In fall of 2020, Marc had a hip re-replacement to repair the worn out socket that had been put in twenty years before. When he came out of that surgery, he suffered from nerve loss, a condition known as “drop foot.” Months later, his recovery was complicated further by lymphedema, an issue where the body cannot properly circulate lymphatic fluid so that it drains into the extremities, causing swelling and immobility. What was already the hardest rehab of his life had gotten that much harder. And now the ending I had always envisioned – of Marc triumphantly whirling around the dance floor, reunited with his younger friends – was in peril.

Furthermore, the isolation imposed by the pandemic had taken on a different light. Rather than a momentary pause from the “norm,” it now gave a sober look at how Marc’s life might look once his body no longer allows him to drink from his dance-floor oasis. Marc is single, lives alone and has structured his entire life around dancing. For a man who is set on defying his age, the story had evolved from one of return, to one of reckoning and reinvention.

Throughout this filmmaking journey, I have been struck by how Marc’s story of resilience resonates with so many. What began as a solo passion project was enthusiastically championed by the local house music community in Boston as scores of folks I had never met generously contributed to our crowdfund campaign. The week we reached our crowdfund goal, we were featured on the front page of Resident Advisor, the world’s foremost electronic music magazine. I earnestly believe that for many young purveyors of dance music, Marc provided a glimpse into their own future as he had for me.

With the funds secured to complete the film, and a more complete creative team, we forged ahead into uncertain territory, unsure whether the triumphant return Marc and I hoped for would ever materialize. While this uncertainty could be troubling at times, I came to trust that my role as a documentarian is to stay the course and keep asking questions, to hone in on the precarious and vulnerable moments where Marc has to dig deep and steel his resolve for whatever lies ahead.

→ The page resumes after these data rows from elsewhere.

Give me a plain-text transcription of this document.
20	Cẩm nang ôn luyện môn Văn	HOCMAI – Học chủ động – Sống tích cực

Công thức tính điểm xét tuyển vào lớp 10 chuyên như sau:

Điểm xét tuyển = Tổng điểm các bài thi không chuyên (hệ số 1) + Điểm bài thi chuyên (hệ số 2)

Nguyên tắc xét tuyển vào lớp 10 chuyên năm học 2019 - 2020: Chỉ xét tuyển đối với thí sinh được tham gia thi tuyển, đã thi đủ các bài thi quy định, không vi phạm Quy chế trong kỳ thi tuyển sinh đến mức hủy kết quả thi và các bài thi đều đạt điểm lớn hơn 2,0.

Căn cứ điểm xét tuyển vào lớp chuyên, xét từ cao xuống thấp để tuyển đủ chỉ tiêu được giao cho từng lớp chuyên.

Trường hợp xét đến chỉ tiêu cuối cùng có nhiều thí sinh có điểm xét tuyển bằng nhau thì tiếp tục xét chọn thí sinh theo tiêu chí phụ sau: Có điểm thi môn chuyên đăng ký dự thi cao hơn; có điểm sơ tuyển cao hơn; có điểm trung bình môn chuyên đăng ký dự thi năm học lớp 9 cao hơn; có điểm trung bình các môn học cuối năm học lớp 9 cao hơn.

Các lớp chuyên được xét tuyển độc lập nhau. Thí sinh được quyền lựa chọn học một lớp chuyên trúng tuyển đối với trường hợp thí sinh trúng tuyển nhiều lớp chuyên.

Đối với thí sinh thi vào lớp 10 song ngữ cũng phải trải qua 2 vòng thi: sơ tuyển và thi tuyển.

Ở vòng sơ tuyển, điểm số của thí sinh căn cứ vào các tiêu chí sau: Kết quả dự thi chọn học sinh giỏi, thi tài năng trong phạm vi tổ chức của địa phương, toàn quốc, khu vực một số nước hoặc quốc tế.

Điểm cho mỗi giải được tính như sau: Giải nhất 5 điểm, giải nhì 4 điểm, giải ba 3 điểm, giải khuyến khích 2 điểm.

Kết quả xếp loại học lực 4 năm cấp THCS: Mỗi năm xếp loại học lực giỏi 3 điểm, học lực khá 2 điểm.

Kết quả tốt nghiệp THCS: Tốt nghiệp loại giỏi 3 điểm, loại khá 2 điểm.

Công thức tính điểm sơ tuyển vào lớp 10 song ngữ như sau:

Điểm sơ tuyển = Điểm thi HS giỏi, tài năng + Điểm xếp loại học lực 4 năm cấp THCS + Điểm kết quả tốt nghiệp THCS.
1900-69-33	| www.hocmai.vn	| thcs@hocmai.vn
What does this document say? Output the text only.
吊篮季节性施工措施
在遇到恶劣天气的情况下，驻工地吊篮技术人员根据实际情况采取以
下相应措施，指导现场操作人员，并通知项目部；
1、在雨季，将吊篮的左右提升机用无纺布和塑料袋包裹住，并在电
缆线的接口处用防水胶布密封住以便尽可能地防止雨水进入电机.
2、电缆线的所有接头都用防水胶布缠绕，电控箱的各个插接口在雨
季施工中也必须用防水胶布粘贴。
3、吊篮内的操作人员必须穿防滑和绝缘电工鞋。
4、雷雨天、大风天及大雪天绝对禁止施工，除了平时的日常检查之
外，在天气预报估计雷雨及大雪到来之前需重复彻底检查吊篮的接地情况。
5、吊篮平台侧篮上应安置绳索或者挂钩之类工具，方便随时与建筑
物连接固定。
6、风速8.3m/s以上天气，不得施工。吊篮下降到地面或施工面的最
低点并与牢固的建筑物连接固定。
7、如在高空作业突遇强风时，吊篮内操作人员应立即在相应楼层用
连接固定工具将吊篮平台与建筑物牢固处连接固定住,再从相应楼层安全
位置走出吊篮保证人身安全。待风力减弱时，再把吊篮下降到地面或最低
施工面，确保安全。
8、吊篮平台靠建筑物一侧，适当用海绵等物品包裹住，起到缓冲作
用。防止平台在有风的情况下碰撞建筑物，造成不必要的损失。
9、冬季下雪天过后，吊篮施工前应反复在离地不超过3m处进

It was also my job to counterbalance this narrowing of focus with the opposite impulse – to broaden the scope of what’s possible for Marc and to help him explore new, sometimes uncomfortable, truths. There were also times where all we could do was laugh – at the absurd poetry of life and the realization of how far we’d “gotten off script.” Nonfiction filmmaking, like life itself, can feel like a constantly forking road, but the stories worth telling tend to have this mix of forward momentum and unexpected hairpin turns.

We navigated those to the best of our ability and I hope our determination and openness shows in the film. The best moments were when we could pause and take stock of the road we’d traveled together. It was in those moments, that I felt confident we’d created a stirring and human portrait of one man’s fight to keep on keepin’ on.